Rainer Schüttler bringt als neuer Trainer Erfahrung ins Team der Wimbledonsiegerin - dass ihm im Frauentennis die Routine noch fehlt, wird als Chance gesehen.

Von Gerald Kleffmann, London

Seit Mitte Oktober war Angelique Kerber ohne Trainer, eines war bei der Suche klar: Die Zahl der Kandidaten war klein. Das hat mit den Präferenzen der besten deutschen Tennisspielerin zu tun, die kein Geheimnis sind. Kerber zieht es vor, in Deutsch und nicht in Englisch einen Austausch über Taktiken und Techniken vorzunehmen. Die Person, die sie begleitet, muss sich ins Team fügen, ohne Allüren, fleißig sein, loyal, zuverlässig; eine gewisse Reputation schadet nicht. Schwer vorstellbar ist daher, dass etwa einer wie der Niederländer Sven Groenefeld, ehemals Coach von Maria Scharapowa und sicher einer der teuersten Fachkräfte im Frauentennis, in der engeren Wahl war. Am Dienstag ist Kerbers Entscheidung publik geworden, früher als geplant: Rainer Schüttler wird sie ab Ende November als Trainer begleiten. Diese Meldung war einerseits eine Überraschung; andererseits auch nicht.
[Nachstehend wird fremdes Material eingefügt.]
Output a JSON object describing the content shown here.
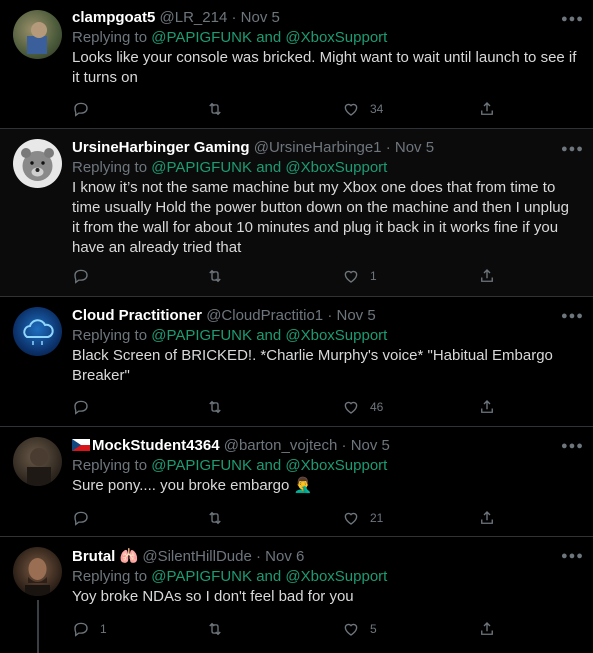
{
  "replying_label": "Replying to",
  "and_label": "and",
  "tweets": [
    {
      "name": "clampgoat5",
      "handle": "@LR_214",
      "date": "Nov 5",
      "mentions": [
        "@PAPIGFUNK",
        "@XboxSupport"
      ],
      "text": "Looks like your console was bricked. Might want to wait until launch to see if it turns on",
      "counts": {
        "reply": "",
        "retweet": "",
        "like": "34"
      }
    },
    {
      "name": "UrsineHarbinger Gaming",
      "handle": "@UrsineHarbinge1",
      "date": "Nov 5",
      "mentions": [
        "@PAPIGFUNK",
        "@XboxSupport"
      ],
      "text": "I know it’s not the same machine but my Xbox one does that from time to time usually Hold the power button down on the machine and then I unplug it from the wall for about 10 minutes and plug it back in it works fine if you have an already tried that",
      "counts": {
        "reply": "",
        "retweet": "",
        "like": "1"
      }
    },
    {
      "name": "Cloud Practitioner",
      "handle": "@CloudPractitio1",
      "date": "Nov 5",
      "mentions": [
        "@PAPIGFUNK",
        "@XboxSupport"
      ],
      "text": "Black Screen of BRICKED!. *Charlie Murphy's voice*  \"Habitual Embargo Breaker\"",
      "counts": {
        "reply": "",
        "retweet": "",
        "like": "46"
      }
    },
    {
      "name": "MockStudent4364",
      "handle": "@barton_vojtech",
      "date": "Nov 5",
      "mentions": [
        "@PAPIGFUNK",
        "@XboxSupport"
      ],
      "text": "Sure pony.... you broke embargo 🤦‍♂️",
      "counts": {
        "reply": "",
        "retweet": "",
        "like": "21"
      }
    },
    {
      "name": "Brutal 🫁",
      "handle": "@SilentHillDude",
      "date": "Nov 6",
      "mentions": [
        "@PAPIGFUNK",
        "@XboxSupport"
      ],
      "text": "Yoy broke NDAs so I don't feel bad for you",
      "counts": {
        "reply": "1",
        "retweet": "",
        "like": "5"
      }
    }
  ],
  "icons": {
    "reply": "reply-icon",
    "retweet": "retweet-icon",
    "like": "heart-icon",
    "share": "share-icon",
    "more": "more-icon"
  },
  "colors": {
    "mention": "#1d9b73",
    "muted": "#6e767d",
    "background": "#000000"
  }
}
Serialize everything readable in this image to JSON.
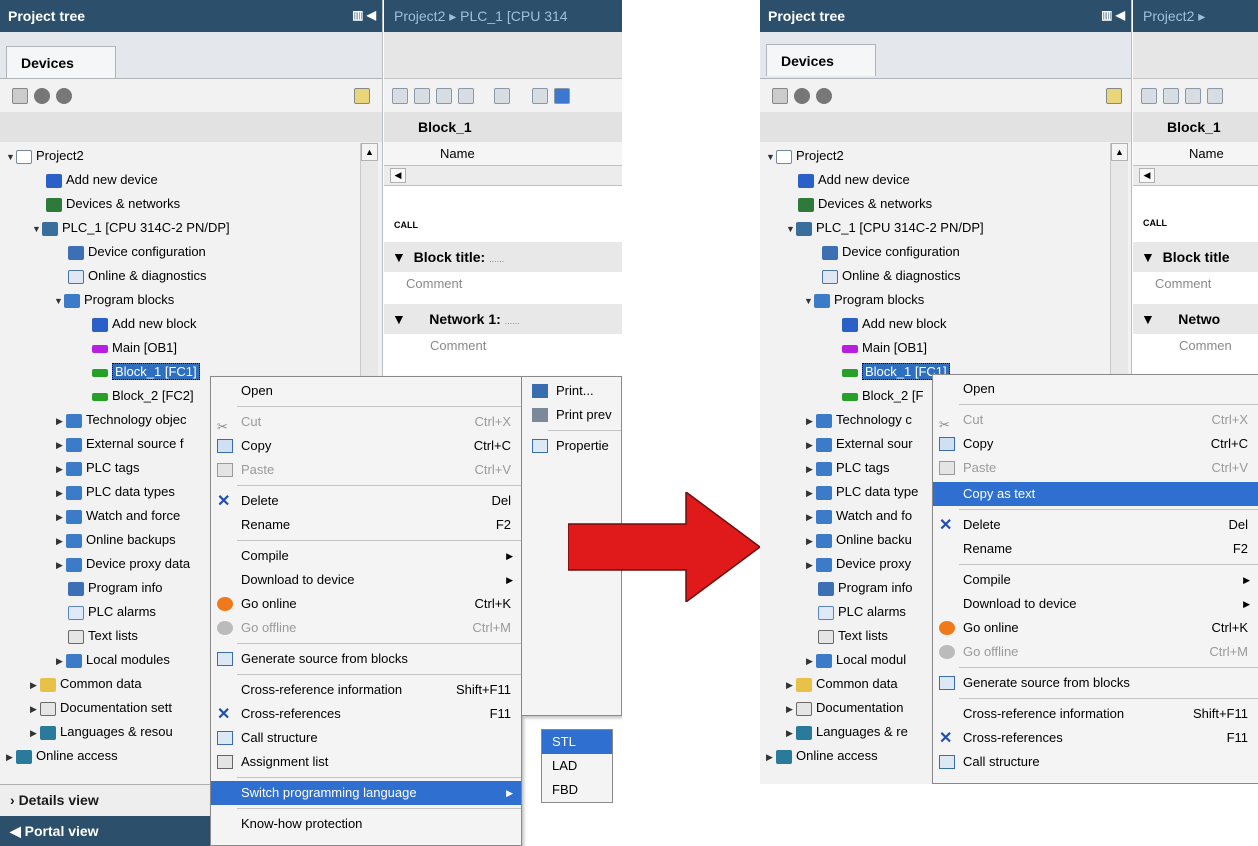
{
  "left": {
    "project_tree_title": "Project tree",
    "devices_tab": "Devices",
    "tree": {
      "project": "Project2",
      "add_new_device": "Add new device",
      "devices_networks": "Devices & networks",
      "plc": "PLC_1 [CPU 314C-2 PN/DP]",
      "device_configuration": "Device configuration",
      "online_diagnostics": "Online & diagnostics",
      "program_blocks": "Program blocks",
      "add_new_block": "Add new block",
      "main_ob1": "Main [OB1]",
      "block1": "Block_1 [FC1]",
      "block2": "Block_2 [FC2]",
      "technology": "Technology objec",
      "external": "External source f",
      "plc_tags": "PLC tags",
      "plc_data_types": "PLC data types",
      "watch_force": "Watch and force",
      "online_backups": "Online backups",
      "device_proxy": "Device proxy data",
      "program_info": "Program info",
      "plc_alarms": "PLC alarms",
      "text_lists": "Text lists",
      "local_modules": "Local modules",
      "common_data": "Common data",
      "documentation": "Documentation sett",
      "languages": "Languages & resou",
      "online_access": "Online access"
    },
    "details_view": "Details view",
    "portal_view": "Portal view",
    "editor": {
      "breadcrumb": "Project2 ▸ PLC_1 [CPU 314",
      "block_name": "Block_1",
      "col_name": "Name",
      "call": "CALL",
      "block_title": "Block title:",
      "block_title_dots": "......",
      "comment": "Comment",
      "network": "Network 1:",
      "network_dots": "......",
      "net_comment": "Comment"
    },
    "menu": {
      "open": "Open",
      "cut": "Cut",
      "cut_sc": "Ctrl+X",
      "copy": "Copy",
      "copy_sc": "Ctrl+C",
      "paste": "Paste",
      "paste_sc": "Ctrl+V",
      "delete": "Delete",
      "delete_sc": "Del",
      "rename": "Rename",
      "rename_sc": "F2",
      "compile": "Compile",
      "download": "Download to device",
      "go_online": "Go online",
      "go_online_sc": "Ctrl+K",
      "go_offline": "Go offline",
      "go_offline_sc": "Ctrl+M",
      "generate_source": "Generate source from blocks",
      "xref_info": "Cross-reference information",
      "xref_info_sc": "Shift+F11",
      "xrefs": "Cross-references",
      "xrefs_sc": "F11",
      "call_structure": "Call structure",
      "assignment_list": "Assignment list",
      "switch_lang": "Switch programming language",
      "knowhow": "Know-how protection"
    },
    "menu2": {
      "print": "Print...",
      "print_preview": "Print prev",
      "properties": "Propertie"
    },
    "submenu": [
      "STL",
      "LAD",
      "FBD"
    ]
  },
  "right": {
    "project_tree_title": "Project tree",
    "devices_tab": "Devices",
    "tree": {
      "project": "Project2",
      "add_new_device": "Add new device",
      "devices_networks": "Devices & networks",
      "plc": "PLC_1 [CPU 314C-2 PN/DP]",
      "device_configuration": "Device configuration",
      "online_diagnostics": "Online & diagnostics",
      "program_blocks": "Program blocks",
      "add_new_block": "Add new block",
      "main_ob1": "Main [OB1]",
      "block1": "Block_1 [FC1]",
      "block2": "Block_2 [F",
      "technology": "Technology c",
      "external": "External sour",
      "plc_tags": "PLC tags",
      "plc_data_types": "PLC data type",
      "watch_force": "Watch and fo",
      "online_backups": "Online backu",
      "device_proxy": "Device proxy",
      "program_info": "Program info",
      "plc_alarms": "PLC alarms",
      "text_lists": "Text lists",
      "local_modules": "Local modul",
      "common_data": "Common data",
      "documentation": "Documentation",
      "languages": "Languages & re",
      "online_access": "Online access"
    },
    "editor": {
      "breadcrumb": "Project2 ▸",
      "block_name": "Block_1",
      "col_name": "Name",
      "call": "CALL",
      "block_title": "Block title",
      "comment": "Comment",
      "network": "Netwo",
      "net_comment": "Commen"
    },
    "menu": {
      "open": "Open",
      "cut": "Cut",
      "cut_sc": "Ctrl+X",
      "copy": "Copy",
      "copy_sc": "Ctrl+C",
      "paste": "Paste",
      "paste_sc": "Ctrl+V",
      "copy_as_text": "Copy as text",
      "delete": "Delete",
      "delete_sc": "Del",
      "rename": "Rename",
      "rename_sc": "F2",
      "compile": "Compile",
      "download": "Download to device",
      "go_online": "Go online",
      "go_online_sc": "Ctrl+K",
      "go_offline": "Go offline",
      "go_offline_sc": "Ctrl+M",
      "generate_source": "Generate source from blocks",
      "xref_info": "Cross-reference information",
      "xref_info_sc": "Shift+F11",
      "xrefs": "Cross-references",
      "xrefs_sc": "F11",
      "call_structure": "Call structure"
    }
  },
  "colors": {
    "header_blue": "#2c4f6b",
    "selection_blue": "#2f6fd0",
    "arrow_red": "#e0191b"
  }
}
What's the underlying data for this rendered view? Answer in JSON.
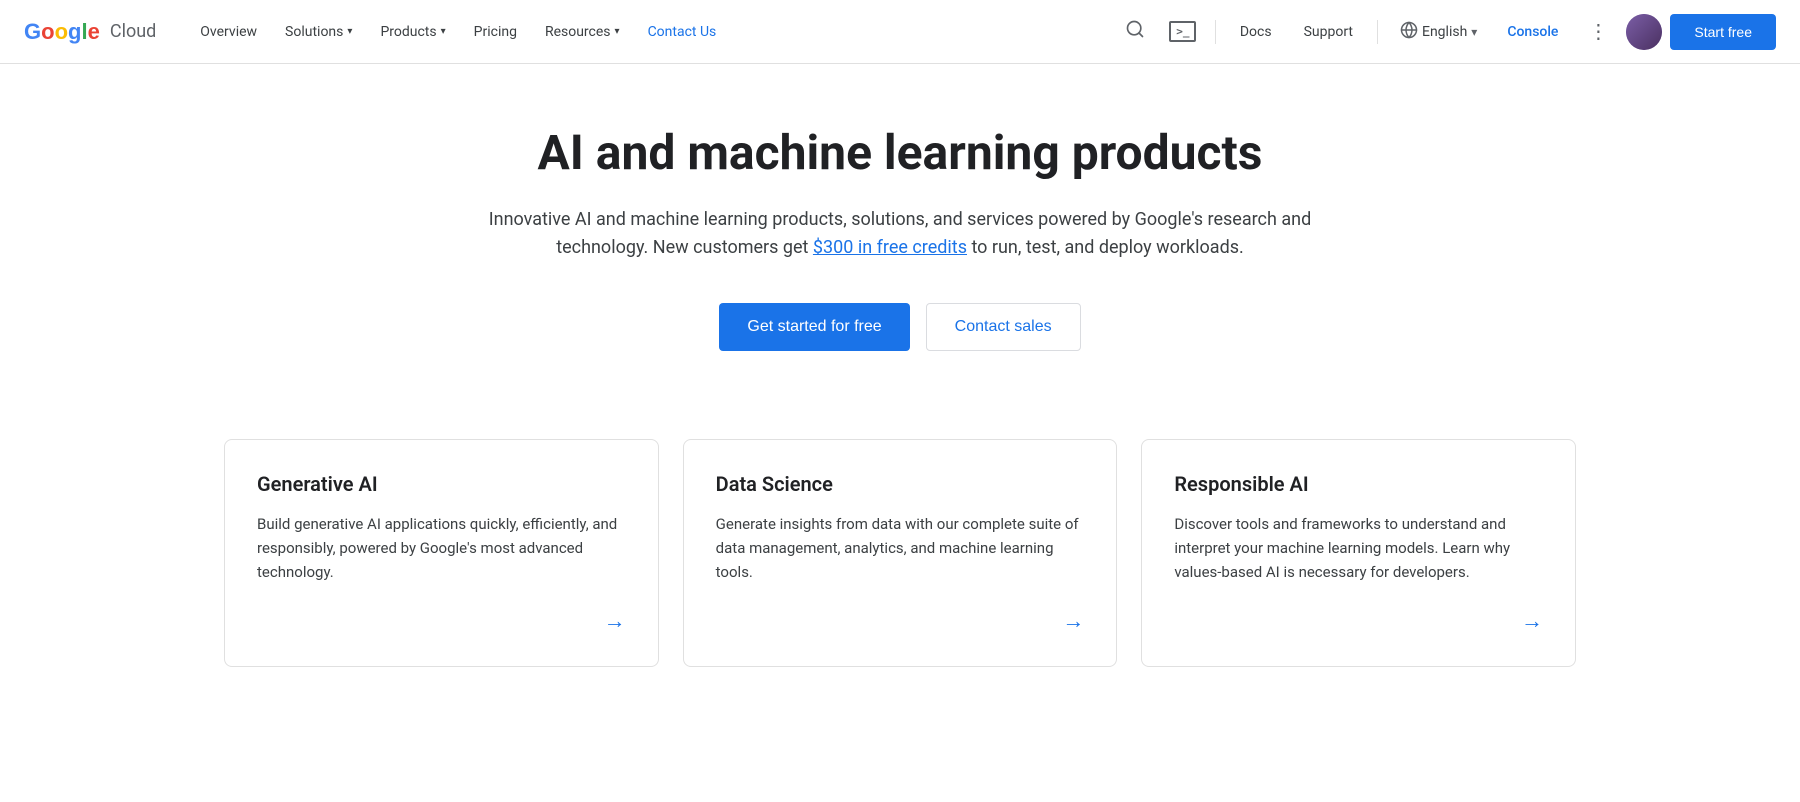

Bald wieder mit neuem Trainer: Von Rainer Schüttler wird Kerber erstmals zum Jahreswechsel beim Hopman Cup betreut.

(Foto: Roslan Rahman/AFP)

Auf Schüttler passen diverse Kriterien, und dass der Kontakt zu dem 42-Jährigen aus Korbach leicht herzustellen war, belegen die Beziehungen verschiedener Akteure. Der frühere Profi, der 2003 als Finalist der Australian Open den größten Moment seiner Karriere erlebt hatte, wurde von Dirk Hordorff als Coach und Manager betreut. Aljoscha Thron, 31, gelernter Arzt und seit rund zwei Jahren Manager von Kerber, war seinerseits für Hordorff beruflich aktiv. Sie kennen sich alle, sind befreundet, auch dieser Umstand dürfte die Wahl Kerbers beeinflusst haben. Sie mag ja kaum etwas weniger, als sich auf eine Situation einzulassen, die sie nicht genau abschätzen kann. Kerber, und das ist nachvollziehbar, will mit 30 und nach drei Grand-Slam-Triumphen ihr Leben nicht plötzlich radikal umkrempeln. Diesen Effekt hätte womöglich die Verpflichtung eines internationalen Trainers, gar mit einem Stützpunkt in Übersee, nach sich gezogen. So soll weiterhin Puszczykowo bei Posen ihre Basis für Training und Rückzug werden. In Polen lebt Kerber, ihre Großeltern betreiben dort eine Tennis-Akademie.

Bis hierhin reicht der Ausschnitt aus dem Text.